OTTUMWA, IOWA -- A state audit of the Ottumwa Transit Authority that led to the firing of two Ottumwa Transit Authority employees, continues to cause problems for local governments all across southeast Iowa.
“What would you do, if the person that is controlling the purse strings, that’s in charge of the whole kit and caboodle comes to you and says, ‘Hey, you’re doing good. Here is a certificate of excellence.’ That tells me that Pam Ward was doing what Pam Ward was supposed to be doing,” said Jefferson County Supervisor and 10-15 Transit board member Lee Dimmitt.
That is how Dimmitt feels about events that have transpired with the Iowa Department of Transportation.
“They did not do their job at any time within this time period that they are talking about, and if they did to their job, they gave us a clean bill of health in all those years,” Dimmitt said.
Dimmitt feels that the DOT dropped the ball; saying that officials within the department failed in the oversight of both the Ottumwa Transit Authority and 10-15 Transit over the years; being that both of the transportation organizations were given the OK for so many years.
“Michelle said, screamed, ‘Don’t you blame this on me. It’s not my fault!’ Well, I do blame it on her. She is in charge. She is the one who is ramrodding it,” Dimmitt said.
The supervisor was referring to a conversation he had heard from other officials on the 10-15 Transit board. Michelle McEnany is the director of the Department of Transportation. Her department has been scrutinizing both OTA and 10-15 Transit for months.
Dimmitt and other members of the board feel that she and other state employees were holding 10-15 hostage when it came to a new contract. Both OTA and 10-15 had many meetings with the state. In past 10-15 Transit board meetings, it has been said that officials with the state would promise both organizations one thing in person, but it was a different story when they left.

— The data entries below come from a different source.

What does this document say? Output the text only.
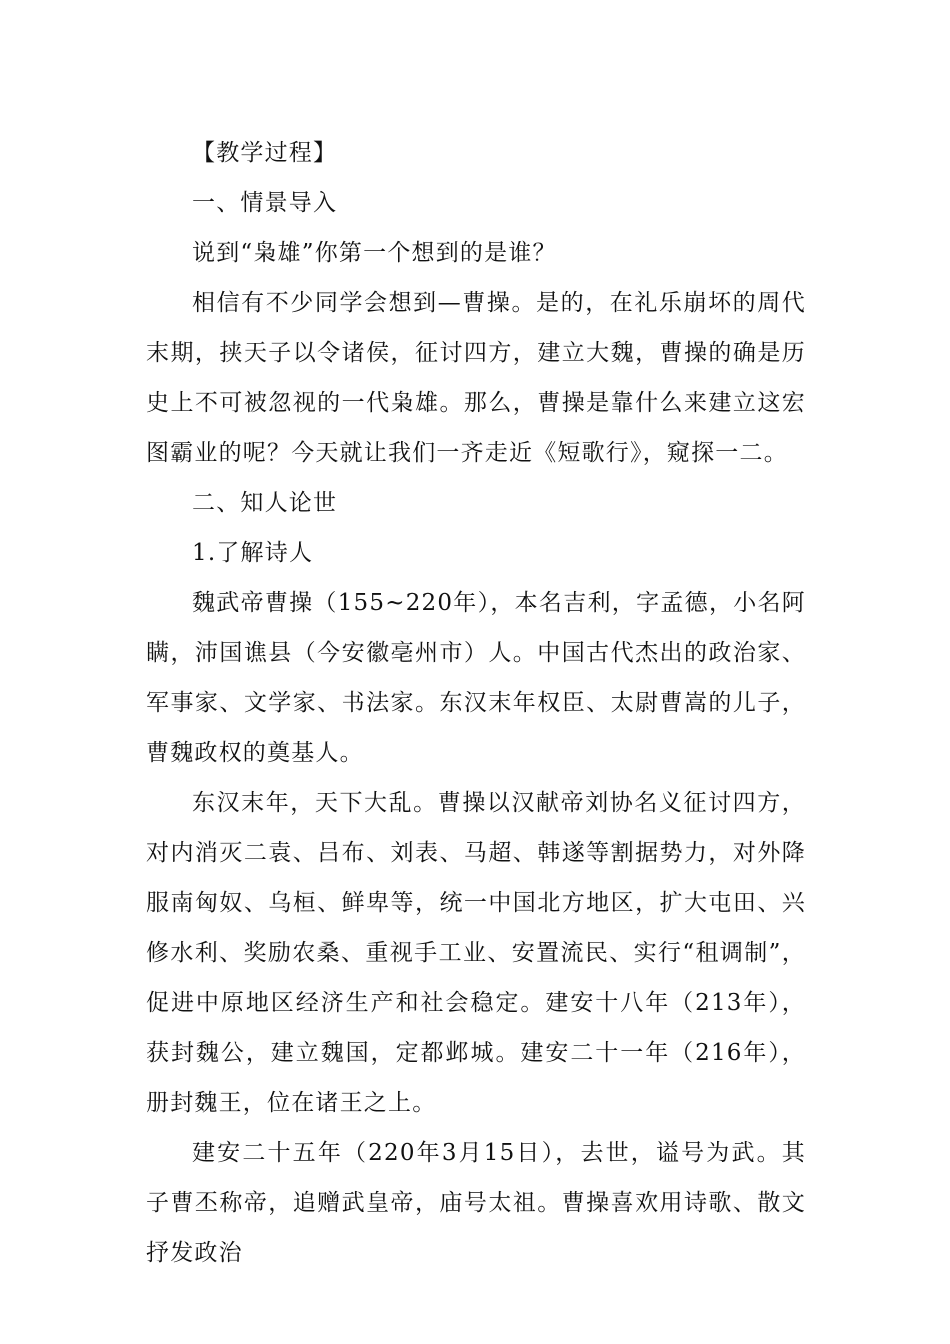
【教学过程】

一、情景导入

说到“枭雄”你第一个想到的是谁？

相信有不少同学会想到—曹操。是的，在礼乐崩坏的周代末期，挟天子以令诸侯，征讨四方，建立大魏，曹操的确是历史上不可被忽视的一代枭雄。那么，曹操是靠什么来建立这宏图霸业的呢？今天就让我们一齐走近《短歌行》，窥探一二。

二、知人论世

1.了解诗人

魏武帝曹操（155~220年），本名吉利，字孟德，小名阿瞒，沛国谯县（今安徽亳州市）人。中国古代杰出的政治家、军事家、文学家、书法家。东汉末年权臣、太尉曹嵩的儿子，曹魏政权的奠基人。

东汉末年，天下大乱。曹操以汉献帝刘协名义征讨四方，对内消灭二袁、吕布、刘表、马超、韩遂等割据势力，对外降服南匈奴、乌桓、鲜卑等，统一中国北方地区，扩大屯田、兴修水利、奖励农桑、重视手工业、安置流民、实行“租调制”，促进中原地区经济生产和社会稳定。建安十八年（213年），获封魏公，建立魏国，定都邺城。建安二十一年（216年），册封魏王，位在诸王之上。

建安二十五年（220年3月15日），去世，谥号为武。其子曹丕称帝，追赠武皇帝，庙号太祖。曹操喜欢用诗歌、散文抒发政治
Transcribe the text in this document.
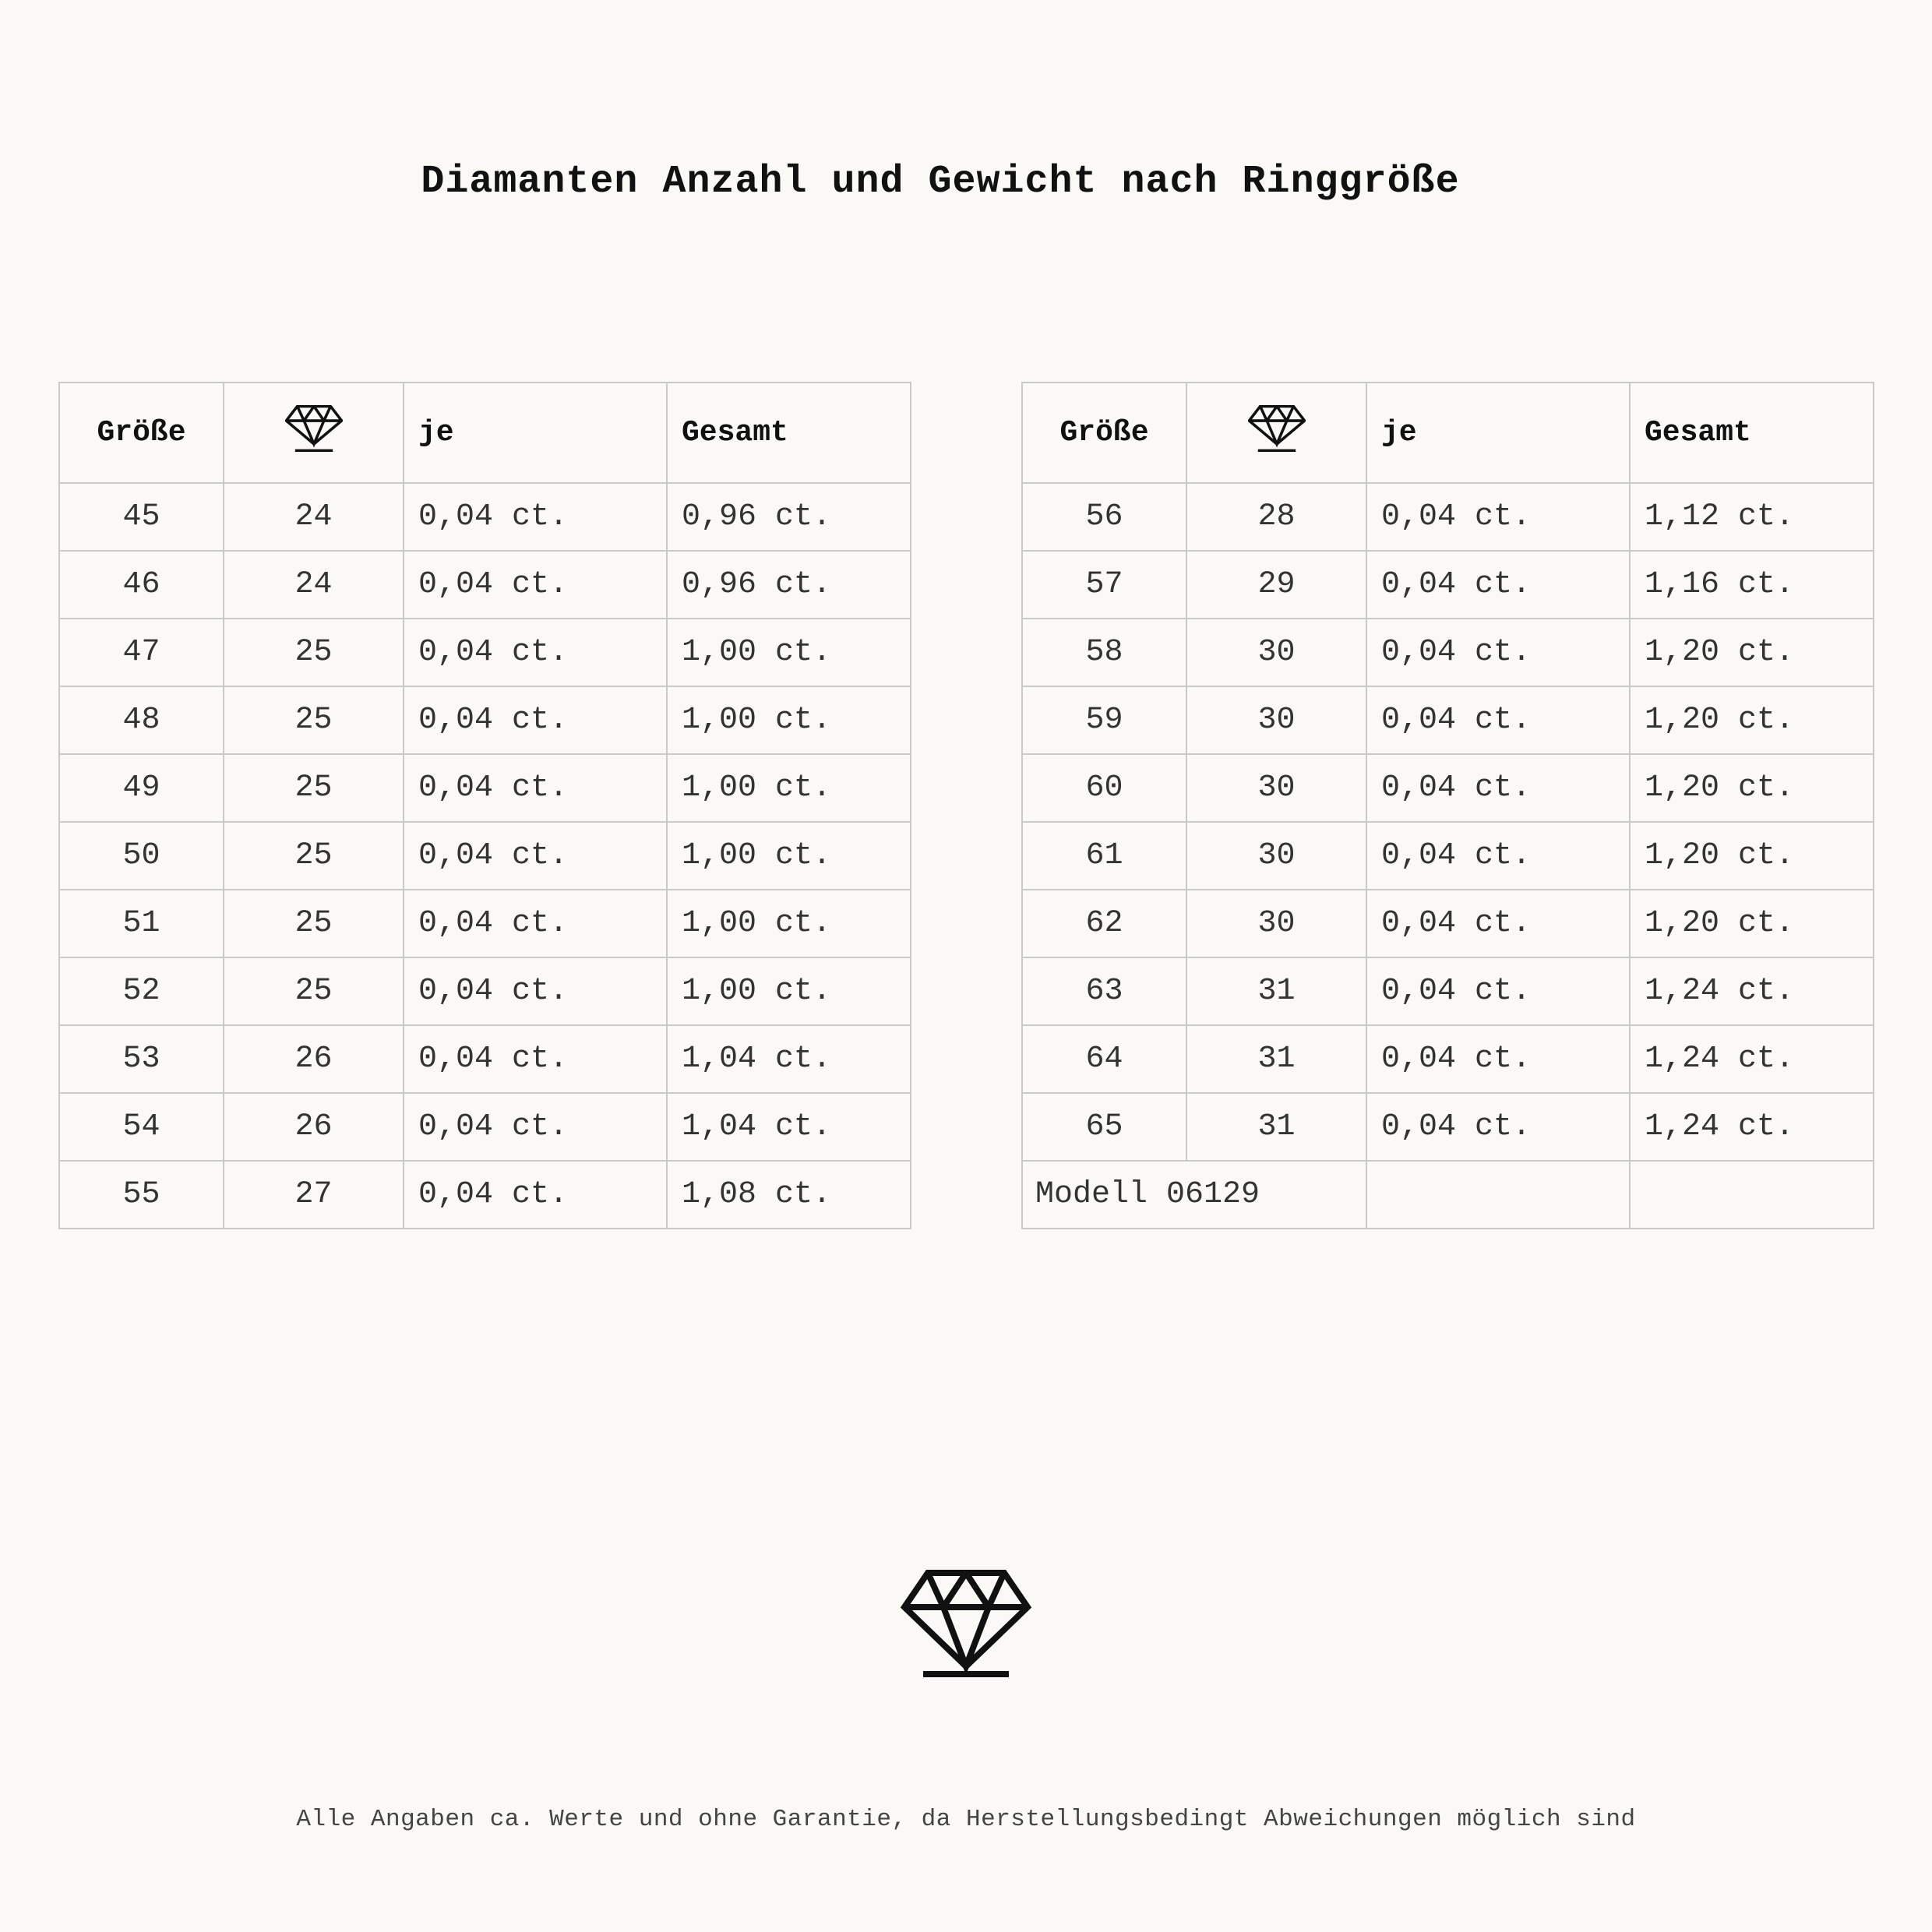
Diamanten Anzahl und Gewicht nach Ringgröße
Größe		je	Gesamt
45	24	0,04 ct.	0,96 ct.
46	24	0,04 ct.	0,96 ct.
47	25	0,04 ct.	1,00 ct.
48	25	0,04 ct.	1,00 ct.
49	25	0,04 ct.	1,00 ct.
50	25	0,04 ct.	1,00 ct.
51	25	0,04 ct.	1,00 ct.
52	25	0,04 ct.	1,00 ct.
53	26	0,04 ct.	1,04 ct.
54	26	0,04 ct.	1,04 ct.
55	27	0,04 ct.	1,08 ct.
Größe		je	Gesamt
56	28	0,04 ct.	1,12 ct.
57	29	0,04 ct.	1,16 ct.
58	30	0,04 ct.	1,20 ct.
59	30	0,04 ct.	1,20 ct.
60	30	0,04 ct.	1,20 ct.
61	30	0,04 ct.	1,20 ct.
62	30	0,04 ct.	1,20 ct.
63	31	0,04 ct.	1,24 ct.
64	31	0,04 ct.	1,24 ct.
65	31	0,04 ct.	1,24 ct.
Modell 06129			
Alle Angaben ca. Werte und ohne Garantie, da Herstellungsbedingt Abweichungen möglich sind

“You have officers of the court, who were present in those meetings, representing their entities, that heard exactly the same thing, as well as conference calls,” Dimmitt said.
Either way, Dimmitt wants to see the audits in question. He wants to see what the state is auditing exactly and why. “The paperwork trail that I asked for, for all of the audits from 2006 to 2009, for those years that are in question, I haven’t been able to get those reports either,” Dimmitt said.
Moving forward, several county supervisors that sit on the board have brought up the idea of taking the Department of Transportation to court, saying that the money that 10-15 Transit owes, is really not owed to the department because the ridership numbers in question have never been presented to them.